Morocco
Halfway through Morocco, back on the road solo and more acutely aware of my aloneness with every meal, long hour or lonely evening shuttered away from the unwanted attention.
Morocco has been, in some ways, a lot easier than expected. I wore a headscarf for three days and gave it up in Marrakech, where the number of Arabic women wearing one was about half. Seems silly for me to wear something that I think symbolizes women’s repression in Arab countries, particularly if they’re not doing it; wearing one almost seems to set back “the cause.”
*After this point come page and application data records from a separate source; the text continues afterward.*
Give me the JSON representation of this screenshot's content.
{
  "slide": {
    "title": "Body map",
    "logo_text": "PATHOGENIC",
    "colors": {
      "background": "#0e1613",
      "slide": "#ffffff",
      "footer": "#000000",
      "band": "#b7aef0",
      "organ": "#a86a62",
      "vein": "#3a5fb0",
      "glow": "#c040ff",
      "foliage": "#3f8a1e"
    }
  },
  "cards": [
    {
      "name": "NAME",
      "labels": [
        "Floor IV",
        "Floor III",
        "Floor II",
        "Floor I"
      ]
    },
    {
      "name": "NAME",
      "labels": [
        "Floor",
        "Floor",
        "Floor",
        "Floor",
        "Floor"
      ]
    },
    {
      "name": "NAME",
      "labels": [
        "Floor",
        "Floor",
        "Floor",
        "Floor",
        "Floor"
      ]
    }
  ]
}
I arrived at the bus station at sunrise on New Year’s Eve and headed off again, this time to Sevilla, a loud, expensive city that seemed to put a fine point on my loneliness. Language barriers tend to bring that out in me. I was happy to leave the next afternoon – Sevilla is gorgeous but way too expensive – and met a charming American woman and her chatty 12-year-old son, who was nerdy in a way that kids who are home schooled or conceived late in their parents’ lives seem to have. Still, the mom made for great company, although she was physically a bit slow and often seemed slightly unaware or even oblivious to what was happening around her. In a lot of ways, she reminded me of Aunt Bonnie.
The ride out of Tangier into the mountains around Chefchaouen was amazing, breathtakingly gorgeous and sometimes just breathtaking in the speed and recklessness with which we rounded corners, overtook donkey carts and otherwise climbed the switchbacks into the Rif. Everywhere there were donkeys, some loaded, some drawing carts, others pulling ploughs. The women dressed in white and red fabric, the men in ubiquitous jellabahs. It was like something out of a movie, a culture totally unafraid to be itself, in some ways unwilling to change.